I was 13, and it was summer break. August, I think. Every year, the school system in my county hosted this special enrichment day for all the dorky kids in the county. There were a lot of us, and it was very well attended (about 600 kids ages 8-14).
The theme changed every year, but it must have been an election year, because the theme was the national election. We were divided into 5 “political parties” (each group had a different color), and each of the groups was divided into about 6-8 subgroups. The overall goal of the day is that we were going to hold an election, and all of the kids and parents who attended were going to vote on a political party at the end of the day to determine the new President and Vice-President.
In my subgroup, we were told that we needed to nominate candidates for president and vice-president within our group. I was a shy, quiet kid, a follower, not a leader, an observer, a behind-the-scenes guy. So I nominated one girl I knew to be the presidential candidate for our subgroup. Then, much to my surprise, someone I didn’t know nominated me. After quick vote, somehow I became the vice-presidential candidate.

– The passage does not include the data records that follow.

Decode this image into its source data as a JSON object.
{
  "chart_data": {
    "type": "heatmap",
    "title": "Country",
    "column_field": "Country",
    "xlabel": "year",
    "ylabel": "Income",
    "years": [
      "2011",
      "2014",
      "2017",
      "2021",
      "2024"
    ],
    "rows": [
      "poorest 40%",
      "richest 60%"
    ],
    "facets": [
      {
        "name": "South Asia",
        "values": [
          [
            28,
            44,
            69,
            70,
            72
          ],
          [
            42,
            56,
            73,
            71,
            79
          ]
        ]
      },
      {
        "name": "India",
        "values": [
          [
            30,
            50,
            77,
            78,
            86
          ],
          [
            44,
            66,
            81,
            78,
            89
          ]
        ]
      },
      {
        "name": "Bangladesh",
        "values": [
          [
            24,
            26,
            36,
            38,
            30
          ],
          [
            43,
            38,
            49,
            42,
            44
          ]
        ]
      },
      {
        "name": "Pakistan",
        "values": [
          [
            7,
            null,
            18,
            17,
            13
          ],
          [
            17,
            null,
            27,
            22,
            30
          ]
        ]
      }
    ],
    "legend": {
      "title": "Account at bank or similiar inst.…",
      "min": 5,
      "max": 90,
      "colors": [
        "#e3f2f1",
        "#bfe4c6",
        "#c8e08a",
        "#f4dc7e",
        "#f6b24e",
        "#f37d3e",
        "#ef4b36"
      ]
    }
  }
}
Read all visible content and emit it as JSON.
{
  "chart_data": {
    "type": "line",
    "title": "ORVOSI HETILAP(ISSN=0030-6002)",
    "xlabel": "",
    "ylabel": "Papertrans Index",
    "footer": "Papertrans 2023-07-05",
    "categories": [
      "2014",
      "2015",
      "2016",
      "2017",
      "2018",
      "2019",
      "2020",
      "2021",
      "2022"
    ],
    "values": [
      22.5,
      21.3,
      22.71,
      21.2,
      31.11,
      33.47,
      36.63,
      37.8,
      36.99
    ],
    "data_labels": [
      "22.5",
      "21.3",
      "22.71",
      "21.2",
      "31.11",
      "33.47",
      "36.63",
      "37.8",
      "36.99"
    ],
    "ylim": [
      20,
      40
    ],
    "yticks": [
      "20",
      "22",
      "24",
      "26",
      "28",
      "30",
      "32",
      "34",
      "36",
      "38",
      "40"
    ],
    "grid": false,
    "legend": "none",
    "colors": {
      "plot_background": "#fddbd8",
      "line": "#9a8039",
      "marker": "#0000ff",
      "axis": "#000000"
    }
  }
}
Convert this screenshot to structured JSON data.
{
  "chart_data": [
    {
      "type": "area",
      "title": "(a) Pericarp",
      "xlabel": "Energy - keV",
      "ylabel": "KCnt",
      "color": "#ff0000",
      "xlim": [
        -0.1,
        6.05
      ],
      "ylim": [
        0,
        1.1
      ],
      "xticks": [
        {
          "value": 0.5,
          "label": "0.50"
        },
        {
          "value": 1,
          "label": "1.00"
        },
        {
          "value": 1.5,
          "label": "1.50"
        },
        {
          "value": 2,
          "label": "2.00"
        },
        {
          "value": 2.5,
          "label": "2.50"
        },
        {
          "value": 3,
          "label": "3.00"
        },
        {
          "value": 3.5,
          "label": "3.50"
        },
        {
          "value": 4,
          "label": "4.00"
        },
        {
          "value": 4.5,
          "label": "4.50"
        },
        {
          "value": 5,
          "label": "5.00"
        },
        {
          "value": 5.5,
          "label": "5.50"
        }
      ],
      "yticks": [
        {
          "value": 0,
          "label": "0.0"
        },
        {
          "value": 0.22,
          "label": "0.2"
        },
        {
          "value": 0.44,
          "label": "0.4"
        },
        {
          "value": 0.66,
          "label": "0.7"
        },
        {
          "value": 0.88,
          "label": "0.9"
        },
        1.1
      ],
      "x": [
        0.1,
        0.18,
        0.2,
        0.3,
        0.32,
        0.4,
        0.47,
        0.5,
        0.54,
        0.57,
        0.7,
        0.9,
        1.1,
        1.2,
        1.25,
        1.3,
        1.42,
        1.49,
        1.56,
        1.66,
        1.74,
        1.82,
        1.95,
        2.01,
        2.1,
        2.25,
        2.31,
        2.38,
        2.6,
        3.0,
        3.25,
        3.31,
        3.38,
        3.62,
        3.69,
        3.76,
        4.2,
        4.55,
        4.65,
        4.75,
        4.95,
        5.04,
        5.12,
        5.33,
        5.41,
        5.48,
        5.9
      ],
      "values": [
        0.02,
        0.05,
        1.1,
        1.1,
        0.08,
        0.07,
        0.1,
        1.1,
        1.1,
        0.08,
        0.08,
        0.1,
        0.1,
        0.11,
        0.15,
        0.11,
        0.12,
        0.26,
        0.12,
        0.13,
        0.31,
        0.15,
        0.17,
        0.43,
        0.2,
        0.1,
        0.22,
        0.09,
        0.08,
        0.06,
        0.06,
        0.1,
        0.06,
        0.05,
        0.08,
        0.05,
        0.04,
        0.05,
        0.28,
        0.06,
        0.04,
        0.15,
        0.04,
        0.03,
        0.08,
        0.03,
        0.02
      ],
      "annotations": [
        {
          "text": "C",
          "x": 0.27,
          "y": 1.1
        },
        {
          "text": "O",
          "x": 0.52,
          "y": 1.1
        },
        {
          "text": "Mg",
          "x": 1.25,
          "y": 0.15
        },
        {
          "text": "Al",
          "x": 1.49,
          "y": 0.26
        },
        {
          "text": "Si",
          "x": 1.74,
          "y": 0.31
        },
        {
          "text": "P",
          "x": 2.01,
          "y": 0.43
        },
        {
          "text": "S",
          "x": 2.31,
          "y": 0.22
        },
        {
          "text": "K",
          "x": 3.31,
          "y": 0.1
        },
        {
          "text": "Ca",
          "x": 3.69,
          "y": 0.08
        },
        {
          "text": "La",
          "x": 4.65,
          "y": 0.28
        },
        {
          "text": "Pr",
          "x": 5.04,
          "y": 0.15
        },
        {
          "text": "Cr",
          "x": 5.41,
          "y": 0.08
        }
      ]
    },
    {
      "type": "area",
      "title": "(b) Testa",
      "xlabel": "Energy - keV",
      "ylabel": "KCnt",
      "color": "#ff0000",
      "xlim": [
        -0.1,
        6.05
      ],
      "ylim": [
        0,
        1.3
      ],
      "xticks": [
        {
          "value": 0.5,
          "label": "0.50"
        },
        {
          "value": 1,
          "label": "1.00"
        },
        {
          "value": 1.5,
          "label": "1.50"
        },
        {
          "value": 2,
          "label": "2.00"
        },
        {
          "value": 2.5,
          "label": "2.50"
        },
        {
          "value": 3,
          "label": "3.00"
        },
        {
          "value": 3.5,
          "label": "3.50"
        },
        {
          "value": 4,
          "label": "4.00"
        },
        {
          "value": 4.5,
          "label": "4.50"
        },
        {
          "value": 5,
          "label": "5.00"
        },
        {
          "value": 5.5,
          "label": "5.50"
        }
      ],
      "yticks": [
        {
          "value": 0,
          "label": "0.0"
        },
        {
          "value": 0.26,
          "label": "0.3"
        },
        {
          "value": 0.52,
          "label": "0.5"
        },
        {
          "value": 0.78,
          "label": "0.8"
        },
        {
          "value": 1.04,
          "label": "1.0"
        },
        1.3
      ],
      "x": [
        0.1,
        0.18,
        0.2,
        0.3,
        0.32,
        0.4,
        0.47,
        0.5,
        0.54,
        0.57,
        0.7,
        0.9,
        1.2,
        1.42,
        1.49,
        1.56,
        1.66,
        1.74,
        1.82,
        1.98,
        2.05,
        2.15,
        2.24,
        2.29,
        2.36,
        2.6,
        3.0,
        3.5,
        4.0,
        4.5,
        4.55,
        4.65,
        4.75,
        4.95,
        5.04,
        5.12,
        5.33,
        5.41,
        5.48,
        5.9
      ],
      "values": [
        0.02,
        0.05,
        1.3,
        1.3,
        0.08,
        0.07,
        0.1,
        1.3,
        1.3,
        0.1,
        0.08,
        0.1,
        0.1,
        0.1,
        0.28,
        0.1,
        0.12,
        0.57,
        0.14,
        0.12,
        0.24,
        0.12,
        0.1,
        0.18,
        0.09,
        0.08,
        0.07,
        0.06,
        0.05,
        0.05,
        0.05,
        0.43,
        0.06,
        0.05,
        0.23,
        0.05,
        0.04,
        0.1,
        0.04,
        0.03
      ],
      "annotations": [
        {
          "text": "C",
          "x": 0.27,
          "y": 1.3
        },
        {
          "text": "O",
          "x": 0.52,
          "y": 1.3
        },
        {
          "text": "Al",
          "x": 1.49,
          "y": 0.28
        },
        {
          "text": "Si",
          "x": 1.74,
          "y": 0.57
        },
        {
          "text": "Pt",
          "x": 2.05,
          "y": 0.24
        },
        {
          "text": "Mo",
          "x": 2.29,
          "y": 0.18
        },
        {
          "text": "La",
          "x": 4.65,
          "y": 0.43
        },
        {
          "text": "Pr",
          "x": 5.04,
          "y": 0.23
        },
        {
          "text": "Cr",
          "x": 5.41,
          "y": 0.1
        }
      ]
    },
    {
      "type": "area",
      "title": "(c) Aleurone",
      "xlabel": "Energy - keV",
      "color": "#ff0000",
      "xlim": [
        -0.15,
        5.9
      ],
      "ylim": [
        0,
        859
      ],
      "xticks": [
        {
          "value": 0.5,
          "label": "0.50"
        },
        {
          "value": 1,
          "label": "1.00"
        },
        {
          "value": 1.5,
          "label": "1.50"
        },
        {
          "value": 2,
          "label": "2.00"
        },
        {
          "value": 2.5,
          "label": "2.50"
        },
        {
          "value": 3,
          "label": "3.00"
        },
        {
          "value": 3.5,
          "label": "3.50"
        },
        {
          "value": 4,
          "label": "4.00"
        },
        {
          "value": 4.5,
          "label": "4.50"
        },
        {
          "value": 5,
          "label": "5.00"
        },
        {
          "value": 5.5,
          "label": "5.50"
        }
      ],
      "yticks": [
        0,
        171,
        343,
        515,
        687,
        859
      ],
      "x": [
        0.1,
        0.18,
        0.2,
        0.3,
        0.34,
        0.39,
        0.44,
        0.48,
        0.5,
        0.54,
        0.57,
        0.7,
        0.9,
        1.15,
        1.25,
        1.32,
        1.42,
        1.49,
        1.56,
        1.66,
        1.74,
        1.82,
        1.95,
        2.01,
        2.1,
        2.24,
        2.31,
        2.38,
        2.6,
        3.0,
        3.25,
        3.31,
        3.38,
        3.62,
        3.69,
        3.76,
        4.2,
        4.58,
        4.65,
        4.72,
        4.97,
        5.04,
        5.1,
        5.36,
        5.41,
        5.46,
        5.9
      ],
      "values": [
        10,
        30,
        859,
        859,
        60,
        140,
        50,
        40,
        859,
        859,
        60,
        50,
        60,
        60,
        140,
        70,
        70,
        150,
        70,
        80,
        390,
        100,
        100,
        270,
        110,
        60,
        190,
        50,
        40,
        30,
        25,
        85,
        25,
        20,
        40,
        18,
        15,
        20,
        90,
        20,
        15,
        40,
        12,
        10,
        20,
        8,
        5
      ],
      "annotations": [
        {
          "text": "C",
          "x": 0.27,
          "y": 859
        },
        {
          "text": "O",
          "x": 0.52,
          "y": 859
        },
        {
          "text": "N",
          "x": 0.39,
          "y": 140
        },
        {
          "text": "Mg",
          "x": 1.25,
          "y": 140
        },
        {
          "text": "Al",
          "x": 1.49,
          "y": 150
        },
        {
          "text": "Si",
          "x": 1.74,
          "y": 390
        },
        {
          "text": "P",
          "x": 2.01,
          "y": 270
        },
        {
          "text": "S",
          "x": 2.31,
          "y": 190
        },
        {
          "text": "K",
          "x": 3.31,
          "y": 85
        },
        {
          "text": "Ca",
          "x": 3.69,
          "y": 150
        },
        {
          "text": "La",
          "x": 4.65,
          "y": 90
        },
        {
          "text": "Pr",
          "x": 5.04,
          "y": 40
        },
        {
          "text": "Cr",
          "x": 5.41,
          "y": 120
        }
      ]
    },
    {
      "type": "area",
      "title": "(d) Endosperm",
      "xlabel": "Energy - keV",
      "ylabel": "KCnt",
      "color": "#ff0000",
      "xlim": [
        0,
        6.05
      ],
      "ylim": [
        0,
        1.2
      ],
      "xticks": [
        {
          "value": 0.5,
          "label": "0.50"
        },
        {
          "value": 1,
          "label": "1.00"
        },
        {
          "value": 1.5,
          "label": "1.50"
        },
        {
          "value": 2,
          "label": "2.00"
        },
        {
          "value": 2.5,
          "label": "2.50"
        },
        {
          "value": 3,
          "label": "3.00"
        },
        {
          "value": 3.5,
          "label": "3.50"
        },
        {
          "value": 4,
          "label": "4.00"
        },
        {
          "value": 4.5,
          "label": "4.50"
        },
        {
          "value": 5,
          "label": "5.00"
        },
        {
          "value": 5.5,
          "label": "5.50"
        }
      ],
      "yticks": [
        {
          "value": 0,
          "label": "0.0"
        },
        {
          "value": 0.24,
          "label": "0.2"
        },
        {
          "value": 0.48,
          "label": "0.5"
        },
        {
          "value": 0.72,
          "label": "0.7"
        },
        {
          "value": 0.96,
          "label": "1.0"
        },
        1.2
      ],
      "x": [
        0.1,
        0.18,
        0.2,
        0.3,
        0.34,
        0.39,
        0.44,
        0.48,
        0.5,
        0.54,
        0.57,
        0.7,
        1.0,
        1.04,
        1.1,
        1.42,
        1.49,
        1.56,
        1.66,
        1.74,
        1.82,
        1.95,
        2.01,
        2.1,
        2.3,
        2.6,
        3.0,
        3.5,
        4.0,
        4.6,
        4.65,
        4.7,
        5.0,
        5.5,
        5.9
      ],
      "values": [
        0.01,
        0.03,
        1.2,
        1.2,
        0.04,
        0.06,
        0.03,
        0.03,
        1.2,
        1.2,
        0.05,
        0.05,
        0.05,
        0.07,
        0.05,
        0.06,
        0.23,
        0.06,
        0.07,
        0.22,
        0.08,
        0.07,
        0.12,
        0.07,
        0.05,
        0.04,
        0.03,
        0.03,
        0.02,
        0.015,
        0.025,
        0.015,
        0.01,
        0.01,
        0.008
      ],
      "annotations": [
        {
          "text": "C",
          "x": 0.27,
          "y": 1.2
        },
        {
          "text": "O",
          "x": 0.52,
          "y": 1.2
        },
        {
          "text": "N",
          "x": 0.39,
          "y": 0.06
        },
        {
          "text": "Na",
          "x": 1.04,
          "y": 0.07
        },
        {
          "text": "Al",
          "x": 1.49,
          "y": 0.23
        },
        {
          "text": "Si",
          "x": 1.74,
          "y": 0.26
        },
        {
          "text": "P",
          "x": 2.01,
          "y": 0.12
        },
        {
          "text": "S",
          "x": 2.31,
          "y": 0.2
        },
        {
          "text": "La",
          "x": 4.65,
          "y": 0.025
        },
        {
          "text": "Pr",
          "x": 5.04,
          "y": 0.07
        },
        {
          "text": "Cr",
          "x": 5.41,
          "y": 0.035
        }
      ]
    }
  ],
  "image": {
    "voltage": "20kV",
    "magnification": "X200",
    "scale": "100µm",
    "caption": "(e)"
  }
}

We had to write speeches. I didn’t have the funds for a professional speechwriter, so I wrote my own speech and got some feedback from a few people, and then we were whisked away to a room with the other yellow-party subgroups. It was there that we would elect our political party’s candidates.
The way the voting worked was that all of the subgroup candidates would delivery their speeches, and then everyone would vote on a presidential candidate, and then, separately, a vice-presidential candidate.
I gave my speech first. Essentially, it was a speech to introduce my subgroup presidential candidate, but damn…this was a speech. It was all fire and brimstone–I believe I even led off with, “The world is crumbling around us.” Something like that. And the thing was, although I didn’t have my fear of public speaking back then, I certainly didn’t relish it. I didn’t take pleasure in being the center of attention.
But that speech won me the nomination.
My presidential candidate was a named Melanie. She was a year older than me, very intelligent, and an excellent public speaker. I would not be telling you this story if Melanie was not my presidential candidate that day.
We picked out a few aides to assist us, and the games were afoot. For what felt like the first time ever, on that day I was important. I was someone to be reckoned with. While the rest of the kids ate lunch in the cafeteria, I ate in a private dining room with the other candidates. The press followed us around. We were allowed to smoke and drink. It was amazing!
Even better, during the first presidential debate (for which my role again was simply to announce my running mate–in fact, I’m pretty sure that was my only role all day, but it seemed very important) I looked around at the other political parties to discover that I was friends with a number of the other candidates. I believe the infamous Trev was in the green party.
To be honest, most of the day was a blur. But it was a good blur, a great blur. It culminated in a huge gymnasium where it was announced that my yellow party had won the election. Again, my role was to introduce Melanie, the first African-American female President. But for a little kid who never expected any of that to happen, it was my proudest moment.
My sister and I had a sleepover with Trev and his sister that night, and we probably spent some of that time melting chocolate bars into mega candy bars with hopes of world domination. But that night as I fell asleep in my sleeping bag, I knew that I had already conquered the world earlier in the day. I knew that I had just experienced the best day of my whole life.
I hope you have the chance to watch Caine’s story. It will move you not only because of the child you once were, but also because a filmmaker took the time to tell Caine’s story and give him the best day of his life. It made me want to do that for someone too. Someday. For now I just donated to Caine’s college fund and wrote a blog entry so that you too can share your best day story in the comments.